With the 63rd legislative session in full swing, it is important to remind your local legislators that you enjoy your right to vote – and that you elected them to office under Montana’s current election laws.
Since becoming your secretary of state in 2009, I have fought to protect your right to register and to vote through Election Day without having to jump over unnecessary bureaucratic hurdles. Bills to eliminate Election Day voter registration, restrict the identification requirements for voting and generally make it harder for Montanans to cast a ballot go against your fundamental right to help shape a government by and for the people.
Supporters of careless election bills argue that administrative workloads and long lines at the polls are justifiable reasons to deny eligible Montanans their right to vote. I say Montana elections are for the voters. If folks are willing to go down to the election office and wait in line to register to vote on Election Day, then the government shouldn’t deny them that right.
Voters across the state use Election Day registration. Since late registration was implemented in 2006, 28,329 Montanans have used it to register to vote on Election Day. These are responsible and hardworking Montanans – grandparents, mothers, fathers and young adults – who either were unable to register to vote early or who thought they already were registered to vote when they showed up at the polls. Rolling back the registration deadline would make it impossible for these eligible Montanans to vote on Election Day.
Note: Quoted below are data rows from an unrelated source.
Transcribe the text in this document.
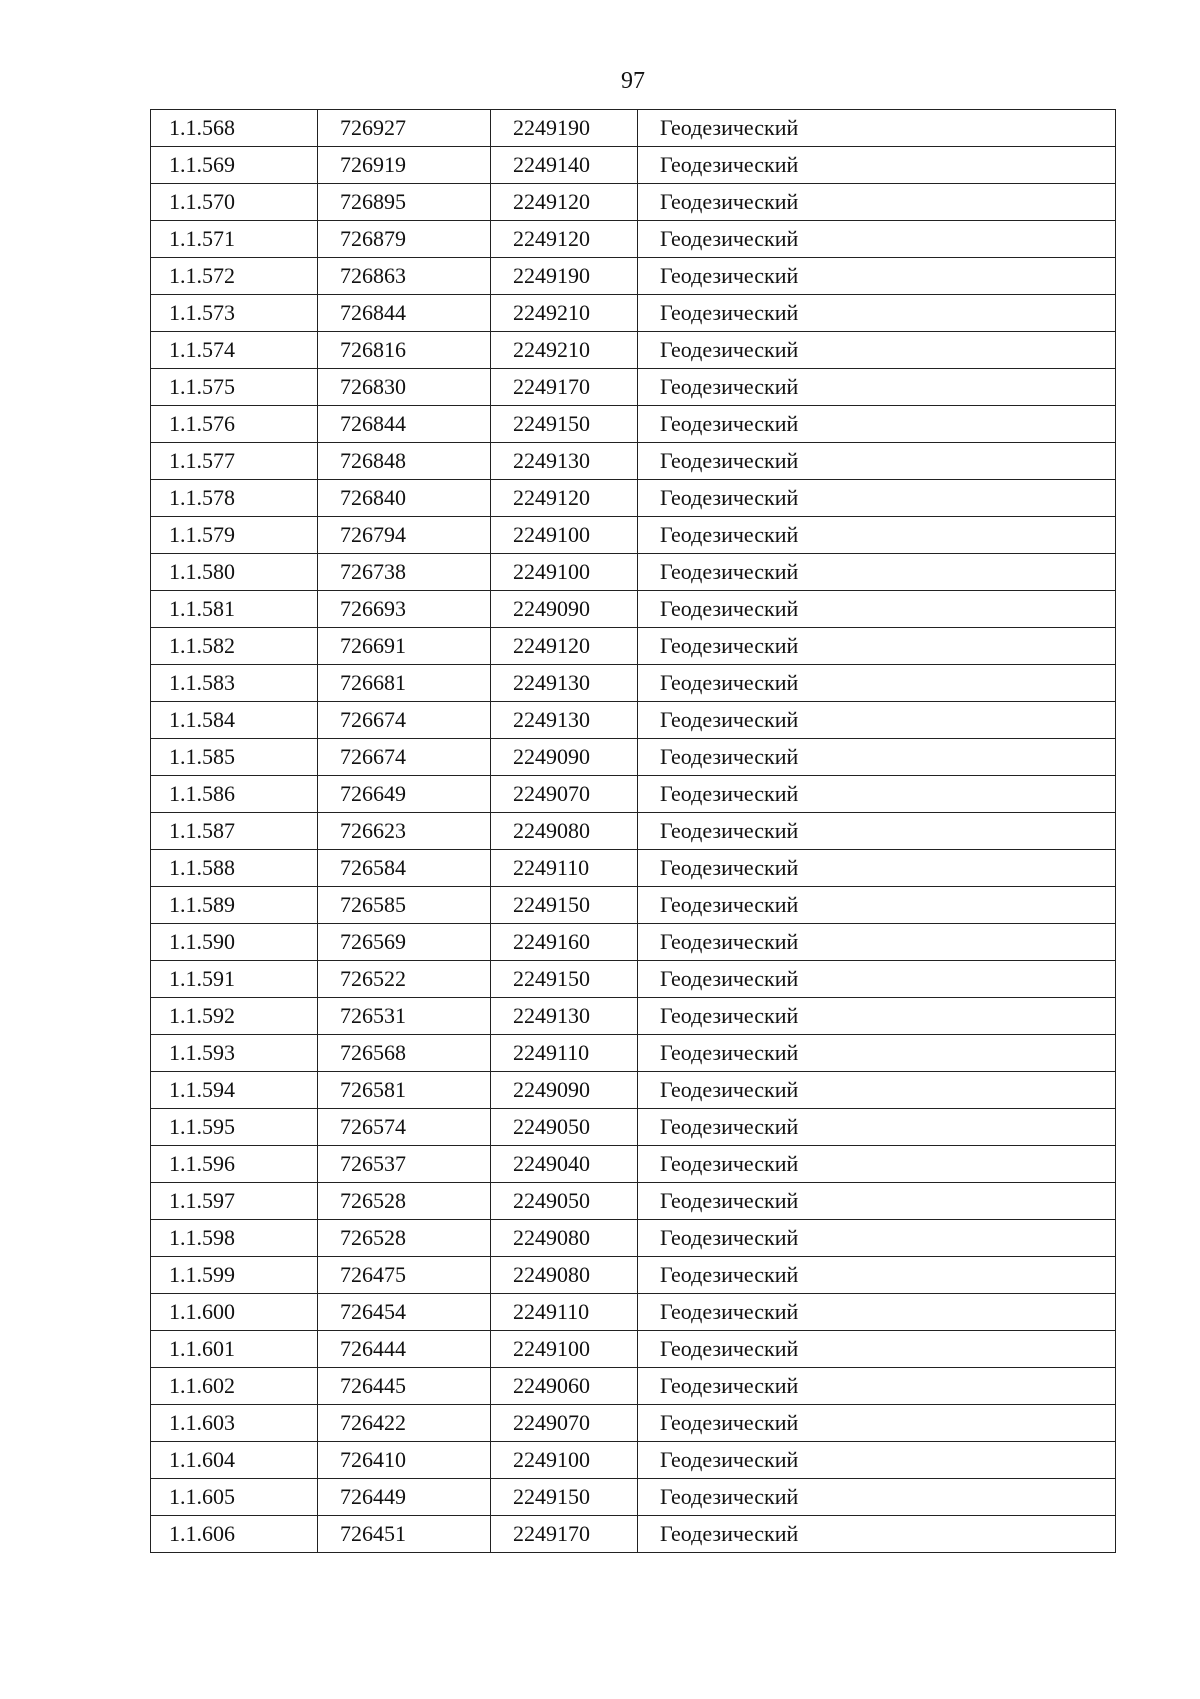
97
1.1.568	726927	2249190	Геодезический
1.1.569	726919	2249140	Геодезический
1.1.570	726895	2249120	Геодезический
1.1.571	726879	2249120	Геодезический
1.1.572	726863	2249190	Геодезический
1.1.573	726844	2249210	Геодезический
1.1.574	726816	2249210	Геодезический
1.1.575	726830	2249170	Геодезический
1.1.576	726844	2249150	Геодезический
1.1.577	726848	2249130	Геодезический
1.1.578	726840	2249120	Геодезический
1.1.579	726794	2249100	Геодезический
1.1.580	726738	2249100	Геодезический
1.1.581	726693	2249090	Геодезический
1.1.582	726691	2249120	Геодезический
1.1.583	726681	2249130	Геодезический
1.1.584	726674	2249130	Геодезический
1.1.585	726674	2249090	Геодезический
1.1.586	726649	2249070	Геодезический
1.1.587	726623	2249080	Геодезический
1.1.588	726584	2249110	Геодезический
1.1.589	726585	2249150	Геодезический
1.1.590	726569	2249160	Геодезический
1.1.591	726522	2249150	Геодезический
1.1.592	726531	2249130	Геодезический
1.1.593	726568	2249110	Геодезический
1.1.594	726581	2249090	Геодезический
1.1.595	726574	2249050	Геодезический
1.1.596	726537	2249040	Геодезический
1.1.597	726528	2249050	Геодезический
1.1.598	726528	2249080	Геодезический
1.1.599	726475	2249080	Геодезический
1.1.600	726454	2249110	Геодезический
1.1.601	726444	2249100	Геодезический
1.1.602	726445	2249060	Геодезический
1.1.603	726422	2249070	Геодезический
1.1.604	726410	2249100	Геодезический
1.1.605	726449	2249150	Геодезический
1.1.606	726451	2249170	Геодезический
Facts are a hard thing to ignore, yet we continue to face those who use unfounded and vague allegations of voter fraud as a defense for attempting to suppress voters. The Post-Election Audit Act proves that Montana’s elections are accurate. It affirms each federal election cycle that the ballot count completed by the vote-tabulating equipment matches that of the post-election recount in which ballots are recounted by hand. A hand count of ballots that matches a machine count is hard to argue with, and it provides overwhelming proof that counties are doing their job accurately.
Elections are hard work and sometimes there are longer wait times on Election Day, but we don’t shorten the lines by denying Montanans their right to vote. The solution is to give counties the resources they need to more effectively manage the multitude of duties they face both before and on Election Day.
I am optimistic that great work can be accomplished this legislative session as long as Montanans stay involved in the process. Contact your legislators and remind them why you elected them to serve. Call on their good judgment and ask that they join the fight in protecting current election laws, as they ensure your right to continue to register and vote in elections that are accessible, secure and accurate.
Linda McCulloch is Montana’s secretary of state and chief elections officer. She is currently serving her second term in office.